According to the new rules, besides the rating criterion, a company needs to be listed, earning profits for five years and have a net worth of Rs 3,000 crore, to be eligible for investment of EPFO money in its bonds. Also, it should have declared at least 15 per cent dividend for five preceding years and the maturity period of its bonds should be at least 10 years.
The move was expected to boost EPFO’s returns, Chief Provident Fund Commissioner Anil Swarup told Business Standard.
Investment in equities would continue to be out of EPFO’s permitted range. “We are allowing investment in bonds only, as these give fixed returns,” a top official said.

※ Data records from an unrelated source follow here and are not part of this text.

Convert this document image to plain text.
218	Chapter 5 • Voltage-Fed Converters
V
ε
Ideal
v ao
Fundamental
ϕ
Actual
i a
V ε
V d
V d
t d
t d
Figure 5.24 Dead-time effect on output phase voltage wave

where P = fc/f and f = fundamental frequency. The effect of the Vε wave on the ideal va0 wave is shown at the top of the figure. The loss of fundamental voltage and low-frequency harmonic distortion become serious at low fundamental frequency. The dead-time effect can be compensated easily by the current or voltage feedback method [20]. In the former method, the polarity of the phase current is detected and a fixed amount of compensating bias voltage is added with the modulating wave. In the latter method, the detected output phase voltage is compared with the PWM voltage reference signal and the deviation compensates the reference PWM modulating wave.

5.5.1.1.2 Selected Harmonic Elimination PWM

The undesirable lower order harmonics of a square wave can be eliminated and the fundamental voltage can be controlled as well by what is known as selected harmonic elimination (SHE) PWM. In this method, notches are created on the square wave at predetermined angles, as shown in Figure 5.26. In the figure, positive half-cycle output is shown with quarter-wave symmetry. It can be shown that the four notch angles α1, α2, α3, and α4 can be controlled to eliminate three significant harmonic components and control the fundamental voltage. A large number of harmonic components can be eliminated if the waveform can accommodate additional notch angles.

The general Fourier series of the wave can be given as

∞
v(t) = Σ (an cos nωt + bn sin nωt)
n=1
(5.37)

The organisation has a subscriber base of 80 million people and a corpus of about Rs 4.5 lakh crore at present. It has been earning an interest of 16 per cent a year.
According to EPFO, seven companies — ACC, Grasim Industries, Great Eastern Shipping, Reliance Capital, Reliance Industries, UltaTech Cement, and Larsen & Toubro — currently meet these criteria.
CBT also recommended that the 2008 investment pattern, which allowed investment of 40 per cent of the EPFO corpus in private- and public-sector bonds and was approved by the finance ministry, be adopted. This would soon be notified by the labour ministry, sources said. The existing investment pattern, based on the one approved by the finance ministry in 2003, allows investment of 40 per cent in government securities, 30 per cent in public-sector bonds and 30 per cent in the rest (10 per cent of the last category set aside for private bonds).
When EPFO had started investing in private bonds in 2006, it had picked seven companies on the basis of “discretion and logic” and got those approved by CBT. These firms were HDFC, IDFC, IL&FS, LIC Housing Finance, HDFC Bank, ICICI Bank and Axis Bank. Of these, only IL&FS is an unlisted entity.
The new rules for selection would be prospective in nature and, so, won’t affect the investment decisions taken in the past.
Since CBT had already approved the rule on admission of private companies, EPFO could now invest in bonds of any firm that met the set criteria and would not have to seek CBT’s approval each time, an EPFO official said, adding the new criteria reflected CBT’s cautious approach.
Trade union members in CBT have supported the move. A D Nagpal, secretary, Hind Mazdoor Sabha, said: “We have nothing against investment in private bonds. We are only opposed to investment in equities. The new norms would allow investment in more companies, helping the EPFO corpus grow.